The site for the vineyard was selected after an extensive study of the area that matched Stephan’s experience as a vigneron. He immediately favored the west side of Paso Robles for its sloping hills and authentic quality terroir. The one hundred twenty seven acre property he chose is comprised of multiple hills of various elevation, complex soils and excellent water drainage. He finds the aspects of this terroir to be fundamental in obtaining the high quality fruit necessary to create the wines he had envisioned for L’Aventure.
Because of its close proximity to the ocean, the vineyard is characterized by warm clear days with nighttime temperatures which can drop by approximately 40 to 50 degrees. This dramatic diurnal temperature variation increases the time of the grapes maturation cycle providing fruit that creates a more complex and balanced wine. With clear, sunny days typically lasting well into November, our fruit has the chance to stay on the vine longer to develop mature polyphenols, while the cool nights help retain acids, resulting in the ideal combination of maturity and balance.

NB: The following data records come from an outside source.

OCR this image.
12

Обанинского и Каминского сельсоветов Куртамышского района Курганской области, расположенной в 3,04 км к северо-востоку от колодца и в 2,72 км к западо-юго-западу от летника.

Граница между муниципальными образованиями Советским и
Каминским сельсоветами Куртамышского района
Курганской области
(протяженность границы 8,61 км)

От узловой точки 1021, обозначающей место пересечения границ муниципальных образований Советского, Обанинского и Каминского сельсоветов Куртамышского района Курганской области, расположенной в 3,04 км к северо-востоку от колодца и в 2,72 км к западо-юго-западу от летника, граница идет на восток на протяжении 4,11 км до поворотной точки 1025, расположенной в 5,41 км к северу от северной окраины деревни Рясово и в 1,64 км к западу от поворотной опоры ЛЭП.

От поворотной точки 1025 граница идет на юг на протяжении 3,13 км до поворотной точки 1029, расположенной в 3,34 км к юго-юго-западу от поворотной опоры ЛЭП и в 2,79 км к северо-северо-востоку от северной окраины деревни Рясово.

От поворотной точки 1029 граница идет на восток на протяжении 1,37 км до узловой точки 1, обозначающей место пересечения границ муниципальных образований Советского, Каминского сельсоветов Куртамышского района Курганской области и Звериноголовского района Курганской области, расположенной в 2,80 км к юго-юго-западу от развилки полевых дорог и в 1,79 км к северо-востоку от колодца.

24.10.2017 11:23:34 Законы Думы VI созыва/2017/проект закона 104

The rolling hills that define the vineyard provide multiple facings on which Stephan strategically planted vines with carefully chosen grafted rootstocks. The thin layer of topsoil on these hills covers a succession of siliceous and calcareous shale which consists of old marine bones, shells, diatoms and plankton slowly deposited on the sea bed over millions of years, only to be lifted up through tectonic activity. The combination of these base soils with clay, metals and quartz contribute to the complexity of the fruit in multiple ways. This soil locks up nutrients coaxing the vines to create small, thick skinned berries to ensure protection of its precious seeds. The shale also acts like a sponge, storing water during the rainy season and redistributing it back to the roots in the dry season. This assures a perfect feeding for the vines, giving them a balanced water source from which they regulate themselves, as opposed to the bingeing characteristics typically developed with irrigation. The shale also coaxes the vines to send roots deeper to collect water as the surface dries, rather than staying close to the surface and collecting from the drip system.
Stephan’s choice of this lean terroir provides him with the fruit necessary to create wine with a good balance between alcohol and acidity. The resulting wines are full and rich yet well balanced with finesse and elegance.